OSAHS also represents a causal factor for occupational and domestic accidents that decreased after CPAP use [47].
Public Health Issues
Patients with OSAHS have increased utilization of health resources with higher healthcare costs. Costs increase over time until diagnosis, decrease after the administration of an effective treatment and are related to the severity of the disease. Sleep apnea not only increases the actual number of road traffic accidents but also has an impact in with a wide range of medical consequences (hypertension, cardiovascular diseases, diabetes, metabolic syndrome, depression). Patients with more severe OSAHS spend more than less affected patients [48,49]. These increased costs may be attributable to cardiovascular, metabolic diseases and accidents [50].

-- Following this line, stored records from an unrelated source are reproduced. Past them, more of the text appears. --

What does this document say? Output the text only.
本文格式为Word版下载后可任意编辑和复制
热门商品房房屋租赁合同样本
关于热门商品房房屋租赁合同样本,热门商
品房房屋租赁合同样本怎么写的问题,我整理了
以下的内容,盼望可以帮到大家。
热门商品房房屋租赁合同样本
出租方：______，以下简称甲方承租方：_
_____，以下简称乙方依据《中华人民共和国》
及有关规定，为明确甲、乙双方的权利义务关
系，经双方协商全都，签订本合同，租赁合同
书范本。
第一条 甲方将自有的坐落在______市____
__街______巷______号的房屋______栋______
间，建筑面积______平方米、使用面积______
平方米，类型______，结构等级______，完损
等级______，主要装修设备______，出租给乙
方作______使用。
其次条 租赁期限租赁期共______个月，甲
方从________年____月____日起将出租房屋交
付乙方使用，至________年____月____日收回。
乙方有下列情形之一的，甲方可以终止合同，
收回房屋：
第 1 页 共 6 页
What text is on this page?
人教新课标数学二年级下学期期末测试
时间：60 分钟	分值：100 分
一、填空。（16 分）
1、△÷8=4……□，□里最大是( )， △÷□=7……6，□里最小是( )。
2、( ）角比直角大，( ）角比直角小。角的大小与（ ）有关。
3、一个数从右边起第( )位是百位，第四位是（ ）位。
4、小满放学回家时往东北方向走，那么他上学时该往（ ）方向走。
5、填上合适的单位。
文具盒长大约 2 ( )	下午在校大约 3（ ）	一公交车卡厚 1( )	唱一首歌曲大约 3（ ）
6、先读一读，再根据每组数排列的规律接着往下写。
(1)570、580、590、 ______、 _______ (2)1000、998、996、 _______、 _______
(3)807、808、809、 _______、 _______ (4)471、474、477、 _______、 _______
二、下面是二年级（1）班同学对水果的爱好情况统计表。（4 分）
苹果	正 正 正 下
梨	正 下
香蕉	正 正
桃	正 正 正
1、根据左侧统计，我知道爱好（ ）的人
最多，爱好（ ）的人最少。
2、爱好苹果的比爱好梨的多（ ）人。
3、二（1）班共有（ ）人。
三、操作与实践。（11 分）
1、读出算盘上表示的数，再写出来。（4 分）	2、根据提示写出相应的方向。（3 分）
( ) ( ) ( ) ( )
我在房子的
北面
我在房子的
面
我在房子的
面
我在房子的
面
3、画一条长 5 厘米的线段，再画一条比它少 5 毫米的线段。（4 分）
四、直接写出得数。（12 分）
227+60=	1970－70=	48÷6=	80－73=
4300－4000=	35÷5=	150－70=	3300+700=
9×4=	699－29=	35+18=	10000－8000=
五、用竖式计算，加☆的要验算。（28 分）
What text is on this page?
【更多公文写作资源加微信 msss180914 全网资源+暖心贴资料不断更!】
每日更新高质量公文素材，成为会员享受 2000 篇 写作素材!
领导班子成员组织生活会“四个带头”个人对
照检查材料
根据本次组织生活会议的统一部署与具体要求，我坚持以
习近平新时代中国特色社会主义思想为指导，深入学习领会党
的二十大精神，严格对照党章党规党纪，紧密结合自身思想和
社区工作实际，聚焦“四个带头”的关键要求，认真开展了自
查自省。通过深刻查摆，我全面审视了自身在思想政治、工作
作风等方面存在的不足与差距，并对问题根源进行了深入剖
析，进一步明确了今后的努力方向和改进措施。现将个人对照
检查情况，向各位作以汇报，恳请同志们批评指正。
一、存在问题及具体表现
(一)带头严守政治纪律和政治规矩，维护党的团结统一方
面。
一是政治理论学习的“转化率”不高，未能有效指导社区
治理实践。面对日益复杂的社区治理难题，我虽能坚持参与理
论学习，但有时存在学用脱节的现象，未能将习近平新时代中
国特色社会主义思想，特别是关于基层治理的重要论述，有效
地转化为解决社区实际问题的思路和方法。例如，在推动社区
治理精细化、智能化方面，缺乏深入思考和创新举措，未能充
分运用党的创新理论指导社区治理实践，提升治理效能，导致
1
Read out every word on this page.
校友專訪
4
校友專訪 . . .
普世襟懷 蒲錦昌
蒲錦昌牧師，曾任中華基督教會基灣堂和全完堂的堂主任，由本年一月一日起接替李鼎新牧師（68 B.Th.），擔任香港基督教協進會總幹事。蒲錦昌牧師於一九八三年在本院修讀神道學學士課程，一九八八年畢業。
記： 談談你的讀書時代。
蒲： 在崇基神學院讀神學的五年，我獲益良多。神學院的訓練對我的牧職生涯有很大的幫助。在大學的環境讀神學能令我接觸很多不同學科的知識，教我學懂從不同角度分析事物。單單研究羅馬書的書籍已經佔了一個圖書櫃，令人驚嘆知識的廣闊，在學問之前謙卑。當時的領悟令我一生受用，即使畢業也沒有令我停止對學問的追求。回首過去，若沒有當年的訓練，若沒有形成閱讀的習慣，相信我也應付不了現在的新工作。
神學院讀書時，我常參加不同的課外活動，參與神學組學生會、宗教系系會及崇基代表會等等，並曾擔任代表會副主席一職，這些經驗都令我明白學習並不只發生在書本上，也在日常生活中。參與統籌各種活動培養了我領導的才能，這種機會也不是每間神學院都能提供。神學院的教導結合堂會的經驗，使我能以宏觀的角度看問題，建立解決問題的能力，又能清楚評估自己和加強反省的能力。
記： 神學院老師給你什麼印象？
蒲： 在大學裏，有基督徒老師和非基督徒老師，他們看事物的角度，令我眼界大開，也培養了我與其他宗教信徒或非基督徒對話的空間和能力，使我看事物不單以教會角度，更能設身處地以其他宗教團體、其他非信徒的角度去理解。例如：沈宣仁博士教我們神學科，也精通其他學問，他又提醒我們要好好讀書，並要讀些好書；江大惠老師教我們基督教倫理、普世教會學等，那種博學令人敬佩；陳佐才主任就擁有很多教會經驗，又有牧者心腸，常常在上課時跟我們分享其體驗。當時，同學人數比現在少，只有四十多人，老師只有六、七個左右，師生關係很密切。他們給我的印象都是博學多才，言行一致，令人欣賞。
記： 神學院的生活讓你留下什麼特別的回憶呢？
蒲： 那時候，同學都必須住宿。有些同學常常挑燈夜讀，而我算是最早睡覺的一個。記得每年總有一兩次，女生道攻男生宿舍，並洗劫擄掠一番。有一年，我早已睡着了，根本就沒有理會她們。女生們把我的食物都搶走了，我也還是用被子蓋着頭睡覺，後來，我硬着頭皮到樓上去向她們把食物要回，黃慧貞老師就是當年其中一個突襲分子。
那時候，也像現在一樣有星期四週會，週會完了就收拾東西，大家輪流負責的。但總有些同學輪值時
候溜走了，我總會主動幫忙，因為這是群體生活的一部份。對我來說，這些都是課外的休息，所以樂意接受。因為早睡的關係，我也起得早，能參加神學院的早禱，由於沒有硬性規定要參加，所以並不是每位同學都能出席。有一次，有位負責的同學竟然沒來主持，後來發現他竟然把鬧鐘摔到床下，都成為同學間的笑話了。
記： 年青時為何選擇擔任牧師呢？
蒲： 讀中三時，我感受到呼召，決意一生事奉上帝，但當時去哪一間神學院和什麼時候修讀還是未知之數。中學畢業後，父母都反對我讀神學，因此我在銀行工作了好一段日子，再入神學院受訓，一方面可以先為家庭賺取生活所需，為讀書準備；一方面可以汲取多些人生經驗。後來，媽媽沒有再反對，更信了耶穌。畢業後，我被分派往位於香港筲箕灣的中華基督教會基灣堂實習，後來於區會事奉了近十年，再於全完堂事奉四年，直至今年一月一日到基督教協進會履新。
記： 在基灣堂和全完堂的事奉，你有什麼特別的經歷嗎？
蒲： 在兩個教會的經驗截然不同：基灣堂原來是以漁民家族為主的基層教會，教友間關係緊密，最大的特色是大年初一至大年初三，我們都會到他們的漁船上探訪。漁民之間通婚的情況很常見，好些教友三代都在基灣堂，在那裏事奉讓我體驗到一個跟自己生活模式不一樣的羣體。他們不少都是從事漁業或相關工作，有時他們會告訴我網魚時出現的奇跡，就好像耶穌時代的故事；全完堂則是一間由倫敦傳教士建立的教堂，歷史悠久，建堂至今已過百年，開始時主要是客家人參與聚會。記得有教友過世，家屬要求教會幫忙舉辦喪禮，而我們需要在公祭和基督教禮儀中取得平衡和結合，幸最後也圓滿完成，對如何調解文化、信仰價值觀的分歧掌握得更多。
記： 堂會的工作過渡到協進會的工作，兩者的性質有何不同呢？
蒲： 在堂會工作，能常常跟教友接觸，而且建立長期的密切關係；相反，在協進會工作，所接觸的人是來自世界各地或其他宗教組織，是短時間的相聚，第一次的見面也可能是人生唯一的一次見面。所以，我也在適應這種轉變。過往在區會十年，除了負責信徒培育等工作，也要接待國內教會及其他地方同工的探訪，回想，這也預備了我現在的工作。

OSAHS increases health costs when not been diagnosed but the cost-effectiveness improves after CPAP treatment as the cost remains stable but the benefits increase year after year. CPAP was found to be more effective than no treatment and proved to be a cost-effective strategy after a minimum of 2 years of treatment [51]. The cost of road accidents is an indirect health cost of OSAHS and their rate has been reduced with treatment, resulting in a further reduction of the indirect economic costs due to the disease [52].
Conclusion
OSAHS affects the QoL of patients, their families and the society and represents a major public health problem. Current available resources allow only a minority of affected patients to be assessed and treated. The application of treatment results in a significant reduction in healthcare costs, accidents and in an improvement of QoL of individuals and of society.